Ios – Objective-C: Fixing memory management in a method


I'm almost there understanding simple reference counting / memory management in Objective-C, however I'm having a difficult time with the following code. I'm releasing mutableDict (commented in the code below) and it's causing detrimental behavior in my code. If I let the memory leak, it works as expected, but that's clearly not the answer here. 😉 Would any of you more experienced folks be kind enough to point me in the right direction as how I can re-write any of this method to better handle my memory footprint? Mainly with how I'm managing NSMutableDictionary *mutableDict, as that is the big culprit here. I'd like to understand the problem, and not just copy/paste code — so some comments/feedback is ideal. Thanks all.

- (NSArray *)createArrayWithDictionaries:(NSString *)xmlDocument 
                               withXPath:(NSString *)XPathStr {

    NSError *theError = nil;
    NSMutableArray *mutableArray = [[[NSMutableArray alloc] init] autorelease];
    //NSMutableDictionary *mutableDict = [[NSMutableDictionary alloc] init];
    CXMLDocument *theXMLDocument = [[[CXMLDocument alloc] initWithXMLString:xmlDocument options:0 error:&theError] retain]; 
    NSArray *nodes = [theXMLDocument nodesForXPath:XPathStr error:&theError];
    int i, j, cnt = [nodes count];
    for(i=0; i < cnt; i++) {
        CXMLElement *xmlElement = [nodes objectAtIndex:i];
        if(nil != xmlElement) {
            NSArray *attributes = [NSArray array];
            attributes = [xmlElement attributes];
            int attrCnt = [attributes count];
            NSMutableDictionary *mutableDict = [[NSMutableDictionary alloc] init];
            for(j = 0; j < attrCnt; j++) {
                if([[[attributes objectAtIndex:j] name] isKindOfClass:[NSString class]]) 
                    [mutableDict setValue:[[attributes objectAtIndex:j] stringValue] forKey:[[attributes objectAtIndex:j] name]];
            if(nil != mutableDict) {
                [mutableArray addObject:mutableDict];
            [mutableDict release];  // This is causing bad things to happen.

    return (NSArray *)mutableArray;

Best Solution

Here's an equivalent rewrite of your code:

- (NSArray *)attributeDictionaries:(NSString *)xmlDocument withXPath:(NSString *)XPathStr {
    NSError *theError = nil;
    NSMutableArray *dictionaries = [NSMutableArray array];
    CXMLDocument *theXMLDocument = [[CXMLDocument alloc] initWithXMLString:xmlDocument options:0 error:&theError]; 
    NSArray *nodes = [theXMLDocument nodesForXPath:XPathStr error:&theError];

    for (CXMLElement *xmlElement in nodes) {
        NSArray *attributes = [xmlElement attributes];
        NSMutableDictionary *attributeDictionary = [NSMutableDictionary dictionary];
        for (CXMLNode *attribute in attributes) {
            [attributeDictionary setObject:[attribute stringValue] forKey:[attribute name]];

        [dictionaries addObject:attributeDictionary];

    [theXMLDocument release];
    return attributeDictionaries;

Notice I only did reference counting on theXMLDocument.

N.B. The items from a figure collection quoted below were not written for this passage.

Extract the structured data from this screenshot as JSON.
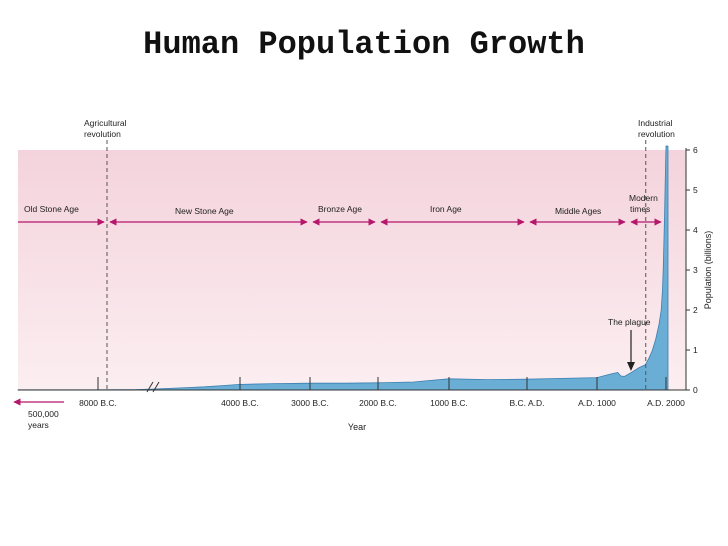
{
  "title": "Human Population Growth",
  "colors": {
    "band_top": "#f4d3dc",
    "band_bottom": "#fbeef1",
    "area_fill": "#6aaed6",
    "area_stroke": "#3a7fb0",
    "arrow": "#b5176b",
    "axis": "#333333"
  },
  "chart_data": {
    "type": "area",
    "xlabel": "Year",
    "ylabel": "Population (billions)",
    "ylim": [
      0,
      6
    ],
    "y_ticks": [
      "0",
      "1",
      "2",
      "3",
      "4",
      "5",
      "6"
    ],
    "x_ticks": [
      {
        "label": "8000 B.C.",
        "year": -8000
      },
      {
        "label": "4000 B.C.",
        "year": -4000
      },
      {
        "label": "3000 B.C.",
        "year": -3000
      },
      {
        "label": "2000 B.C.",
        "year": -2000
      },
      {
        "label": "1000 B.C.",
        "year": -1000
      },
      {
        "label": "B.C. A.D.",
        "year": 0
      },
      {
        "label": "A.D. 1000",
        "year": 1000
      },
      {
        "label": "A.D. 2000",
        "year": 2000
      }
    ],
    "left_marker": {
      "label_line1": "500,000",
      "label_line2": "years"
    },
    "x": [
      -8000,
      -7500,
      -7000,
      -6500,
      -6000,
      -5500,
      -5000,
      -4500,
      -4000,
      -3500,
      -3000,
      -2500,
      -2000,
      -1500,
      -1000,
      -500,
      0,
      500,
      1000,
      1200,
      1300,
      1347,
      1400,
      1500,
      1600,
      1700,
      1750,
      1800,
      1850,
      1900,
      1930,
      1950,
      1960,
      1970,
      1980,
      1990,
      2000
    ],
    "population": [
      0.005,
      0.007,
      0.01,
      0.02,
      0.04,
      0.06,
      0.08,
      0.11,
      0.14,
      0.16,
      0.17,
      0.17,
      0.18,
      0.2,
      0.28,
      0.26,
      0.27,
      0.29,
      0.31,
      0.4,
      0.44,
      0.35,
      0.34,
      0.44,
      0.55,
      0.63,
      0.79,
      0.98,
      1.26,
      1.65,
      2.0,
      2.5,
      3.0,
      3.7,
      4.4,
      5.3,
      6.1
    ],
    "eras": [
      {
        "label": "Old Stone Age",
        "start": "left-edge",
        "end": -8000
      },
      {
        "label": "New Stone Age",
        "start": -8000,
        "end": -3000
      },
      {
        "label": "Bronze Age",
        "start": -3000,
        "end": -2000
      },
      {
        "label": "Iron Age",
        "start": -2000,
        "end": 0
      },
      {
        "label": "Middle Ages",
        "start": 0,
        "end": 1500
      },
      {
        "label_line1": "Modern",
        "label_line2": "times",
        "start": 1500,
        "end": 2000
      }
    ],
    "markers": [
      {
        "label_line1": "Agricultural",
        "label_line2": "revolution",
        "year": -8000
      },
      {
        "label_line1": "Industrial",
        "label_line2": "revolution",
        "year": 1750
      }
    ],
    "annotations": [
      {
        "label": "The plague",
        "year": 1347
      }
    ]
  }
}
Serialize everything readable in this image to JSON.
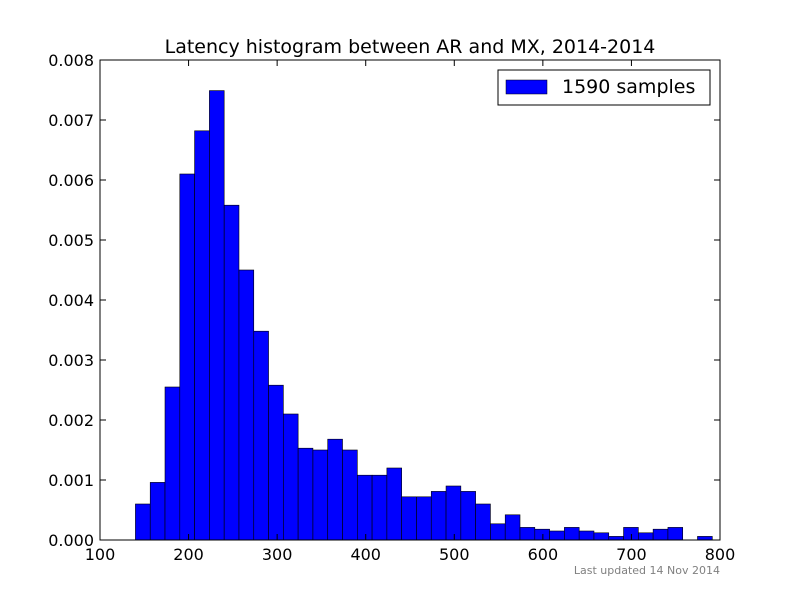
{
  "chart_data": {
    "type": "bar",
    "title": "Latency histogram between AR and MX, 2014-2014",
    "xlabel": "",
    "ylabel": "",
    "xlim": [
      100,
      800
    ],
    "ylim": [
      0,
      0.008
    ],
    "x_ticks": [
      "100",
      "200",
      "300",
      "400",
      "500",
      "600",
      "700",
      "800"
    ],
    "x_tick_values": [
      100,
      200,
      300,
      400,
      500,
      600,
      700,
      800
    ],
    "y_ticks": [
      "0.000",
      "0.001",
      "0.002",
      "0.003",
      "0.004",
      "0.005",
      "0.006",
      "0.007",
      "0.008"
    ],
    "y_tick_values": [
      0,
      0.001,
      0.002,
      0.003,
      0.004,
      0.005,
      0.006,
      0.007,
      0.008
    ],
    "grid": false,
    "legend_position": "top-right",
    "series": [
      {
        "name": "1590 samples",
        "color": "#0000ff",
        "bin_width": 16.7,
        "bin_starts": [
          140,
          156.7,
          173.4,
          190.1,
          206.8,
          223.5,
          240.2,
          256.9,
          273.6,
          290.3,
          307,
          323.7,
          340.4,
          357.1,
          373.8,
          390.5,
          407.2,
          423.9,
          440.6,
          457.3,
          474,
          490.7,
          507.4,
          524.1,
          540.8,
          557.5,
          574.2,
          590.9,
          607.6,
          624.3,
          641,
          657.7,
          674.4,
          691.1,
          707.8,
          724.5,
          741.2,
          774.6
        ],
        "values": [
          0.0006,
          0.00096,
          0.00255,
          0.0061,
          0.00682,
          0.00749,
          0.00558,
          0.0045,
          0.00348,
          0.00258,
          0.0021,
          0.00153,
          0.0015,
          0.00168,
          0.0015,
          0.00108,
          0.00108,
          0.0012,
          0.00072,
          0.00072,
          0.00081,
          0.0009,
          0.00081,
          0.0006,
          0.00027,
          0.00042,
          0.00021,
          0.00018,
          0.00015,
          0.00021,
          0.00015,
          0.00012,
          6e-05,
          0.00021,
          0.00012,
          0.00018,
          0.00021,
          6e-05
        ]
      }
    ],
    "footnote": "Last updated 14 Nov 2014"
  }
}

That's because the arrays and dictionaries live beyond the scope of this method. The array and dictionary class methods create autoreleased instances of NSArray and NSMutableDictionary objects. If the caller doesn't explicitly retain them, they'll be automatically released on the next go-round of the application's event loop.

  • I also removed code that was never going to be executed. The CXMLNode name method says it returns a string, so that test will always be true.
  • If mutableDict is nil, you have bigger problems. It's better that it throws an exception than silently fail, so I did away with that test, too.
  • I also used the relatively new for enumeration syntax, which does away with your counter variables.
  • I renamed some variables and the method to be a little bit more Cocoa-ish. Cocoa is different from most languages in that it's generally considered incorrect to use a verb like "create" unless you specifically want to make the caller responsible for releasing whatever object you return.
  • You didn't do anything with theError. You should either check it and report the error, or else pass in nil if you're not going to check it. There's no sense in making the app build an error object you're not going to use.

I hope this helps get you pointed in the right direction.